Observers believe that at the heart of the remarkable achievement of a $1 trillion trade surplus are ultra-low prices made possible through practices such as indifferent product quality, dumping, aggressive marketing and deceptive trade tactics. Clearly, the benefits of this trade surplus do not percolate to Chinese labourers. In the textile sector, for instance, the average monthly salary of a worker in China in 2023 was calculated at $826 while in the US the average monthly salary of a worker in the textile sector was calculated at $2,858.

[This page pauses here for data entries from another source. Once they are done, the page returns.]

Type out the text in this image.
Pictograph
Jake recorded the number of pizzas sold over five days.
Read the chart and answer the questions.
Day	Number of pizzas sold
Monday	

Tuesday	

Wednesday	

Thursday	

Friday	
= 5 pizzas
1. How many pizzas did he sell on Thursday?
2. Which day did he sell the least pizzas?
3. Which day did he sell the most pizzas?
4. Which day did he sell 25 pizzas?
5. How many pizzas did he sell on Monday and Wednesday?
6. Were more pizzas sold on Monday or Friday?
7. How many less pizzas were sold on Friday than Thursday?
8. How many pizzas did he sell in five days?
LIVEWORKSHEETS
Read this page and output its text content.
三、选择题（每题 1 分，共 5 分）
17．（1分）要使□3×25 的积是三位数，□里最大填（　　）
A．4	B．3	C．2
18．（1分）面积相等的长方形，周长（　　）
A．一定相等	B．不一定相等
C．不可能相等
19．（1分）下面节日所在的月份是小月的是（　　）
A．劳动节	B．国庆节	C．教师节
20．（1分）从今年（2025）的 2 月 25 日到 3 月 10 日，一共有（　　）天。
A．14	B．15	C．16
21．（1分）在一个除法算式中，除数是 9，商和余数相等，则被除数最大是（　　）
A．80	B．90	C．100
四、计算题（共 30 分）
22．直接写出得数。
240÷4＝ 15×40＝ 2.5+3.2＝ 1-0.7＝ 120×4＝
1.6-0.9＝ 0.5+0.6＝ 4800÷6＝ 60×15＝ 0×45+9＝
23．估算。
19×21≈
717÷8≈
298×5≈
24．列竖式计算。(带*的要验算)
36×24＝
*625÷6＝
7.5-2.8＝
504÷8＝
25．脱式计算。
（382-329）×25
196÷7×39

The dumping of cheap Chinese products in Africa is having a devastating effect on the industries in the African countries which are being slowly forced out of trade. Findings of the Southern Africa Labour Department and Research Unit from a database of 44 manufacturing industries over the last decade show that local industries in Southern Africa are under pressure because of cheap Chinese imports. This has resulted in their slow growth of output, loss of profits and decline in employment. Products significantly affected by Chinese imports are textiles and clothing, footwear and leather, electrical and electronic products and machinery.

China has resorted to increasing exports in low value markets to sustain an annual GDP growth rate of five percent when the domestic market is sluggish. In November last, retail sales increased by only 1.3 percent, the lowest since 2022. The growth in industrial production slowed to a 15-month-low of 4.8 percent. The property sector performed the worst in decades, with investments in property plunging nearly 16 percent. Car sales went down by 8.5 percent and home appliance sales by 19 percent. China’s National Bureau of Statistics has admitted that domestic demand is insufficient.

The main reason for the sluggish domestic demand is the falling prices of real estates in which nearly 70 percent of the household wealth in China has been estimated to be tied up. This fall has shaken the confidence of the common people as their wealth is shrinking.

In the days of the export boom in China under the Deng Xiaoping regime, the exchange rate was 8.38 Chinese yuan per US dollar; leading to accusations of artificial devaluation. In 2005, there was a revaluation of Chinese currency. In 2010, for instance, the dollar to yuan exchange rate was on average about 6.5. But now for about a decade the value of yuan is falling again; with the prevailing exchange rate being about 7. It is artificial method of increasing exports when the domestic market is sluggish. 

The record trade surplus thus hides the story of imbalances in the Chinese economy.